- #N66U WEBSITE MONITOR MOVIE#
- #N66U WEBSITE MONITOR 1080P#
- #N66U WEBSITE MONITOR MP4#
- #N66U WEBSITE MONITOR FULL#
- #N66U WEBSITE MONITOR PS3#

#N66U WEBSITE MONITOR PS3#
Or, hardwire the PS3 to the router and problems solved.Your making my point I'll never saturate the capable speed of the RT-N66U that's what I'm trying to tell you. If you want any chance of this working, you need to hardwire your streaming source to the router, this'll approach effectively doubling your wireless bandwidth to the PS3. Its attempting to prioritize video over web and because you are crushing your wifi, its getting relegated to a very distant 3rd priority over the stream from the laptop to the router and then from the router to the PS3. You are asking too much of your wireless with an 802.11g client on there, especially since you are streaming from ANOTHER wireless client.įor the console acting wonky, probably QoS/WMM. If the laptop was hardwired to the router, or the PS3 was an 11n client, it probably would be fine with an 18Mbps bit rate source video.
#N66U WEBSITE MONITOR MOVIE#
Look at something more like a 10Mbps bit rate movie if you want non-choppy streaming if you are streaming from ANOTHER wifi source. You'll have to moderate your expectations with the PS3 because of sharing airtime. Odds are, you are getting less than 20Mbps real speeds to the PS3, maybe more like 10-15Mbps. Your video bit rate is around 18Mbps assuming a 2hr movie.Īt best, you are probably getting 20Mbps to the PS3 because it is 802.11g AND you are sharing air time with the laptop that is trying to stream it. The laptop is ALSO streaming over wifi, so it is sucking up some of that too. Realistic rate with overhead, about 30Mbps MAX. PS3 is 802.11g, max 54Mbps signaling rate. 20 Mbps is a *very small number* in today's data transfer speeds, so why is that a problem for a router which has dual 450 Mbps connections ?!
#N66U WEBSITE MONITOR FULL#
On the other hand, the 16 GB file is for a 136 minute movie, so it translates to exactly 2 MB/sec data transfer on average, which is equivalent to an average 20 Mbps internet connecting working at full bandwidth.
#N66U WEBSITE MONITOR 1080P#
See the graph here: (Router incorrectly reports only 'spikes' of usage, even though the video was continuously streaming all this time)īecause of the constant stuttering, and the lag in the router's graph updating and pages loading, it seems that the router is probably struggling with the 1080p video. The second I stopped playing the video, the graph started updating regularly, and I was able to quickly jump between the router's configuration pages again without any delay. Also, if I tried browsing the router's console pages while the video was streaming, they didn't load, or loaded after a long time. It incorrectly showed zero network usage at most times, even though the video was streaming. Also, the bandwidth graph is made was incorrect. When the video WAS streaming, the graph updated like one every 15 seconds or so.

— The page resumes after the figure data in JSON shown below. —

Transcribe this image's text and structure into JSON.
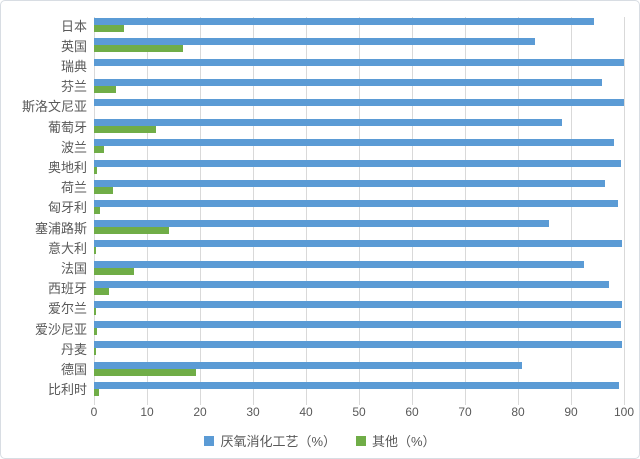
{
  "chart_data": {
    "type": "bar",
    "orientation": "horizontal",
    "title": "",
    "xlabel": "",
    "ylabel": "",
    "xlim": [
      0,
      100
    ],
    "x_ticks": [
      0,
      10,
      20,
      30,
      40,
      50,
      60,
      70,
      80,
      90,
      100
    ],
    "grid": true,
    "legend_position": "bottom",
    "categories": [
      "日本",
      "英国",
      "瑞典",
      "芬兰",
      "斯洛文尼亚",
      "葡萄牙",
      "波兰",
      "奥地利",
      "荷兰",
      "匈牙利",
      "塞浦路斯",
      "意大利",
      "法国",
      "西班牙",
      "爱尔兰",
      "爱沙尼亚",
      "丹麦",
      "德国",
      "比利时"
    ],
    "series": [
      {
        "name": "厌氧消化工艺（%）",
        "color": "#5b9bd5",
        "values": [
          94.4,
          83.2,
          100,
          95.8,
          100,
          88.3,
          98.1,
          99.4,
          96.4,
          98.9,
          85.8,
          99.6,
          92.4,
          97.1,
          99.7,
          99.5,
          99.6,
          80.8,
          99.1
        ]
      },
      {
        "name": "其他（%）",
        "color": "#70ad47",
        "values": [
          5.6,
          16.8,
          0,
          4.2,
          0,
          11.7,
          1.9,
          0.6,
          3.6,
          1.1,
          14.2,
          0.4,
          7.6,
          2.9,
          0.3,
          0.5,
          0.4,
          19.2,
          0.9
        ]
      }
    ]
  },
  "styles": {
    "bar_blue": "#5b9bd5",
    "bar_green": "#70ad47",
    "grid_color": "#d9d9d9",
    "text_color": "#595959",
    "background": "#ffffff"
  }
}
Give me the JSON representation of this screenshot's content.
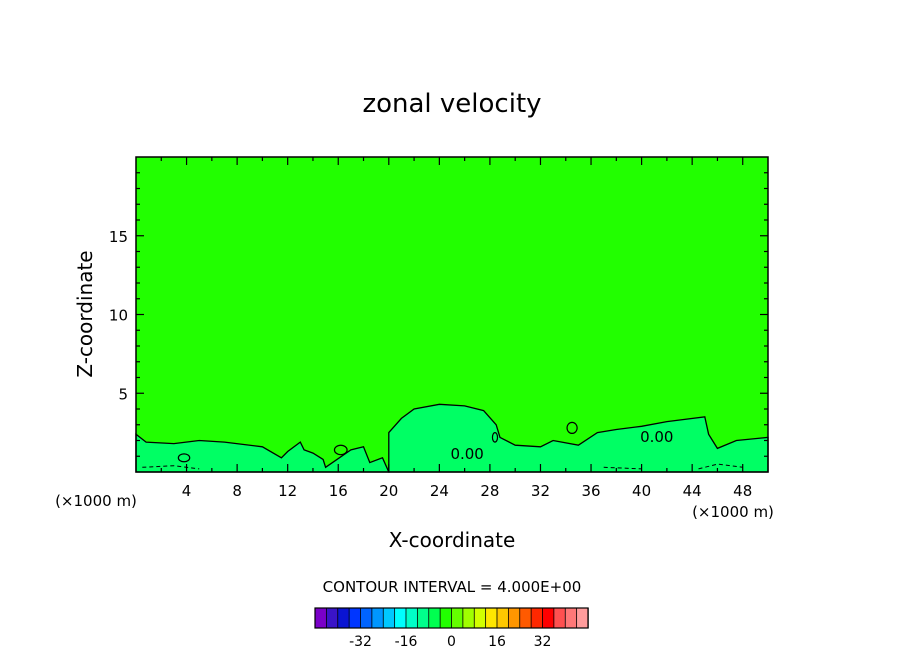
{
  "chart_data": {
    "type": "contour",
    "title": "zonal velocity",
    "xlabel": "X-coordinate",
    "ylabel": "Z-coordinate",
    "x_units": "(×1000 m)",
    "x_units_right": "(×1000 m)",
    "xlim": [
      0,
      50
    ],
    "ylim": [
      0,
      20
    ],
    "x_ticks": [
      4,
      8,
      12,
      16,
      20,
      24,
      28,
      32,
      36,
      40,
      44,
      48
    ],
    "y_ticks": [
      5,
      10,
      15
    ],
    "x_tick_labels": [
      "4",
      "8",
      "12",
      "16",
      "20",
      "24",
      "28",
      "32",
      "36",
      "40",
      "44",
      "48"
    ],
    "y_tick_labels": [
      "5",
      "10",
      "15"
    ],
    "contour_interval_text": "CONTOUR INTERVAL = 4.000E+00",
    "contour_labels": [
      {
        "text": "0.00",
        "x": 26.2,
        "y": 1.2
      },
      {
        "text": "0.00",
        "x": 41.2,
        "y": 2.3
      }
    ],
    "background_fill": "#22ff00",
    "colorbar": {
      "levels": [
        -40,
        -36,
        -32,
        -28,
        -24,
        -20,
        -16,
        -12,
        -8,
        -4,
        0,
        4,
        8,
        12,
        16,
        20,
        24,
        28,
        32,
        36,
        40
      ],
      "colors": [
        "#7a00c8",
        "#3a14c8",
        "#0a14d2",
        "#0036ff",
        "#0064ff",
        "#0096ff",
        "#00c8ff",
        "#00ffff",
        "#00ffc8",
        "#00ff8c",
        "#00ff50",
        "#22ff00",
        "#64ff00",
        "#a0ff00",
        "#d2ff00",
        "#ffe600",
        "#ffc800",
        "#ff9600",
        "#ff5a00",
        "#ff2800",
        "#ff0000",
        "#ff5050",
        "#ff7878",
        "#ff9c9c"
      ],
      "tick_labels": [
        "-32",
        "-16",
        "0",
        "16",
        "32"
      ],
      "tick_values": [
        -32,
        -16,
        0,
        16,
        32
      ]
    },
    "regions": [
      {
        "level": "0 to 4",
        "color": "#00ff64",
        "outline": [
          [
            0,
            2.4
          ],
          [
            0.8,
            1.9
          ],
          [
            3,
            1.8
          ],
          [
            5,
            2.0
          ],
          [
            7,
            1.9
          ],
          [
            10,
            1.6
          ],
          [
            11.5,
            0.9
          ],
          [
            12,
            1.3
          ],
          [
            13,
            1.9
          ],
          [
            13.3,
            1.4
          ],
          [
            14,
            1.2
          ],
          [
            14.8,
            0.8
          ],
          [
            15,
            0.3
          ],
          [
            17,
            1.4
          ],
          [
            18,
            1.6
          ],
          [
            18.5,
            0.6
          ],
          [
            19.5,
            0.9
          ],
          [
            20,
            0
          ],
          [
            0,
            0
          ]
        ]
      },
      {
        "level": "0 to 4",
        "color": "#00ff64",
        "outline": [
          [
            20,
            2.5
          ],
          [
            21,
            3.4
          ],
          [
            22,
            4.0
          ],
          [
            24,
            4.3
          ],
          [
            26,
            4.2
          ],
          [
            27.5,
            3.9
          ],
          [
            28.5,
            3.0
          ],
          [
            28.8,
            2.2
          ],
          [
            30,
            1.7
          ],
          [
            32,
            1.6
          ],
          [
            33,
            2.0
          ],
          [
            35,
            1.7
          ],
          [
            36.5,
            2.5
          ],
          [
            38,
            2.7
          ],
          [
            40,
            2.9
          ],
          [
            42,
            3.2
          ],
          [
            45,
            3.5
          ],
          [
            45.3,
            2.4
          ],
          [
            46,
            1.5
          ],
          [
            47.5,
            2.0
          ],
          [
            50,
            2.2
          ],
          [
            50,
            0
          ],
          [
            20,
            0
          ]
        ]
      }
    ]
  }
}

With no video streaming, the graph updated every second. I say this because while I was streaming, I was monitoring the wireless network traffic in RT-N66U's Traffic Monitor page. Also, I noticed that when I was streaming, even internal LAN communication virtually came to a dead stop. Most times, the video played for one second, then stopped for one second, etc. When streaming the 16GB 1080p file on a PS3, I got a LOT of stutter. Note that my PS3, NT-R66U and streaming Laptop, were all within 10-12 feet of each other, so range isn't an issue. Now, I fired up my RT-N66U (on all default settings - I haven't configured anything in it so far), connected my Laptop (Core i7, 8GB, Win 8.1, Sony VAIO) and PS3 to the 2.4 Ghz default SSID 'ASUS', and tried streaming the 16GB video file on my PS3 using Windows Media Player's streaming features.
#N66U WEBSITE MONITOR MP4#
To test this, I took one of my Blu-rays (The Island), decrypted it, converted it to an MP4 file using 'High Profile' in Handbrake, which gave me a 16GB MP4 file of the movie. Okay so I wanted a router which can stream 1080p videos without a sweat. I've not even connected the router to my modem yet. įirstly, let me say that I'm *extremely new* to ASUS RT-N66U, so it's very likely that the following issue might just require some tweaking or something. So I bought an ASUS RT-N66U for my new house because its considered as one of the best and fastest routers out there currently.